Quella sera Michel era ovunque, tanto da dare l’impressione che in campo ce ne fossero almeno tre o quattro, e dopo qualche imbeccata per Boniek e un’azione iniziata e conclusa personalmente con un colpo di testa, decise che era tempo di sbloccare il risultato trasformando una normale transizione nel cerchio di centrocampo in una pennellata di oltre 40 metri con cui mise letteralmente il “bello di notte” in porta e in condizione di segnare.

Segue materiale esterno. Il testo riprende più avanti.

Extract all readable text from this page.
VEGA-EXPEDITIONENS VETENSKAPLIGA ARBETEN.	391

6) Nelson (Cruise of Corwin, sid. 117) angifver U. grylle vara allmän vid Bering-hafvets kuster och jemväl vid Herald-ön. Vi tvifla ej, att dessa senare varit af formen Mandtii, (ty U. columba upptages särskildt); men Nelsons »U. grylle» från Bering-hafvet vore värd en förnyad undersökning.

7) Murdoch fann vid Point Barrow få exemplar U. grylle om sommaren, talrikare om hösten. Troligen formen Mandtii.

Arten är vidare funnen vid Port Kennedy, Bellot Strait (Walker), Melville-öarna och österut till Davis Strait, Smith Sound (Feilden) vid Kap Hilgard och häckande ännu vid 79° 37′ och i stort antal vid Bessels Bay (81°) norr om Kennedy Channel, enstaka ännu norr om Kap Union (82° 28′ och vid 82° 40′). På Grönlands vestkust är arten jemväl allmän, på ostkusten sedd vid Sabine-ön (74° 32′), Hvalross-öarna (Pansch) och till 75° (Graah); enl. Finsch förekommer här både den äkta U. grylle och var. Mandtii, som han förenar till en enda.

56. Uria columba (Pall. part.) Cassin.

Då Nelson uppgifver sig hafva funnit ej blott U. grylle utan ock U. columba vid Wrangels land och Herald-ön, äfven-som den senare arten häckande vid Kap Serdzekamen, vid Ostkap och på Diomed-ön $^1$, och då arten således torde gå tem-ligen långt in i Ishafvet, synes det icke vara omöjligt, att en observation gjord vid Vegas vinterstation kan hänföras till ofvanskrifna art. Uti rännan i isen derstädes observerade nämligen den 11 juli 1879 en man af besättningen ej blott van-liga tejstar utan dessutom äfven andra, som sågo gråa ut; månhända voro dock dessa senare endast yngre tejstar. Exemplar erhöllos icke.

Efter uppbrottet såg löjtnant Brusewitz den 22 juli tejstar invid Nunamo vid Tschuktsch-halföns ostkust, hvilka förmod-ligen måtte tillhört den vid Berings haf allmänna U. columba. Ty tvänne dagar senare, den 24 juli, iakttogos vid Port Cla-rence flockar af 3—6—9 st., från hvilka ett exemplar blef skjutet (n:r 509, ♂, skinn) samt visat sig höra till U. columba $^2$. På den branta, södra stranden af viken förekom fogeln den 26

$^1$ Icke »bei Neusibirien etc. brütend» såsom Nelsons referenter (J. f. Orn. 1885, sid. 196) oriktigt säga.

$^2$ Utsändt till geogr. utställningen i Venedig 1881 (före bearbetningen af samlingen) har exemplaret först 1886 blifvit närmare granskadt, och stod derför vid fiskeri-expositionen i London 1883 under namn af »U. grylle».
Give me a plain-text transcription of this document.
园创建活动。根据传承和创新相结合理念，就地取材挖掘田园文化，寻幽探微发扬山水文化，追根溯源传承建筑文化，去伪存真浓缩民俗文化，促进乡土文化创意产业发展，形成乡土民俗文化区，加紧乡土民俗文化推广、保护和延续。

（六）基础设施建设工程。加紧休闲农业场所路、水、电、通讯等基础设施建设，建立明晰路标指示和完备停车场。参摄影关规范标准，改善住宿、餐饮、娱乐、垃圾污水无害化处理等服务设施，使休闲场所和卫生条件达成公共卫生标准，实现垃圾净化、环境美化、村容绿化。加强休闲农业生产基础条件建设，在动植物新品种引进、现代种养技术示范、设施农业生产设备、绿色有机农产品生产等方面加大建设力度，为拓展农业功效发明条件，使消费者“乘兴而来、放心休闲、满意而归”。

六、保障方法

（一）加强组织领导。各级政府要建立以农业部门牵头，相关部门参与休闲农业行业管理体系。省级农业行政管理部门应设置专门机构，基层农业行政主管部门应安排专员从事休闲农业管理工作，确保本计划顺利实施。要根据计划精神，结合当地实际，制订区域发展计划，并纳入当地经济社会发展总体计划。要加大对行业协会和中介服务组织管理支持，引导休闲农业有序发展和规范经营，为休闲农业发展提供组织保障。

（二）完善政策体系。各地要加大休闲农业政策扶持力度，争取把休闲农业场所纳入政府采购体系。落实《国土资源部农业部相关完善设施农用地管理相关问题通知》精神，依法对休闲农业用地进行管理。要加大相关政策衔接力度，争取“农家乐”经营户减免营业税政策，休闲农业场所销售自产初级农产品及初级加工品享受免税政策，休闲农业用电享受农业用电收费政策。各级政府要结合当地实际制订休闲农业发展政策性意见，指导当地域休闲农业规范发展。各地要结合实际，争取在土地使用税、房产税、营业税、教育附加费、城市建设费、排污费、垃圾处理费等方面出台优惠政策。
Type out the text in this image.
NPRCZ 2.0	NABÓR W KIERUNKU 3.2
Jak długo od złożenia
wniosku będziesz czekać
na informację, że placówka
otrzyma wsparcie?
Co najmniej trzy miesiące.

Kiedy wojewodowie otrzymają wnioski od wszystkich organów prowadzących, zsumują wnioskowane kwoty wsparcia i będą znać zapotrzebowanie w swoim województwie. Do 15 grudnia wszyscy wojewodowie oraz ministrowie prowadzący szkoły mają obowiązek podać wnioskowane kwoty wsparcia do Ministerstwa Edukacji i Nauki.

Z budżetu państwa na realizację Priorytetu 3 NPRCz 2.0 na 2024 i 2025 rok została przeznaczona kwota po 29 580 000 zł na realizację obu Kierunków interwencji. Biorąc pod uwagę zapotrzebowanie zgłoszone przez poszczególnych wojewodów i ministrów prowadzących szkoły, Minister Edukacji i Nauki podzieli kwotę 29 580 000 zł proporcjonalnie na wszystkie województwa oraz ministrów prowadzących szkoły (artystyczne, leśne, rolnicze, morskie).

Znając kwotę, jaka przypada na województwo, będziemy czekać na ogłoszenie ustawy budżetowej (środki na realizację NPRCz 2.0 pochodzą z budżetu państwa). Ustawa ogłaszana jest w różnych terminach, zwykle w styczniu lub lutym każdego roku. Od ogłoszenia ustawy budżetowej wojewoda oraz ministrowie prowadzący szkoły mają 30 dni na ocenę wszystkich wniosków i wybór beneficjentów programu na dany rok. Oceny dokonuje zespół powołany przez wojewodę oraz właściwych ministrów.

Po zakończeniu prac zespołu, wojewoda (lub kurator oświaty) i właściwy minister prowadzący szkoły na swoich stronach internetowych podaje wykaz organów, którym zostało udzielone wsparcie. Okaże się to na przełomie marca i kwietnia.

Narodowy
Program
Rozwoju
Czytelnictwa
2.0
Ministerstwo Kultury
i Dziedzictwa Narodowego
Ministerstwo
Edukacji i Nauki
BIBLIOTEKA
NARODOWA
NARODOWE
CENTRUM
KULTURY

Stessa storia poco dopo l’inizio della ripresa quando gli bastò alzare lo sguardo per vedere Briaschi al posto giusto e, in un batter di ciglia, replicare la pennellata del primo tempo, stavolta da posizione ancora più arretrata, con cui l’ala vicentina realizzò il secondo gol.
A quella serata perfetta mancava solo il sigillo personale che arrivò puntuale con uno schiaffo al volo dal limite dell’area, a conclusione di un assolo sulla fascia sinistra di Boniek che preferì il compagno accorrente dalle retrovie a rimorchio piuttosto che Paolo Rossi, comunque ben piazzato a centro area.
Dopo quella sera, di campioni e fenomeni da far luccicare gli occhi ne avrei visti fortunatamente tanti, ma il posto che occupa nel cuore l’artefice della buona metà della mia incrollabile fede calcistica è privilegiato e in prima fila, e mai nessuno potrà rubarglielo.
Buon compleanno, buona estate e buona leggenda, Michel.
Nevio Cappella.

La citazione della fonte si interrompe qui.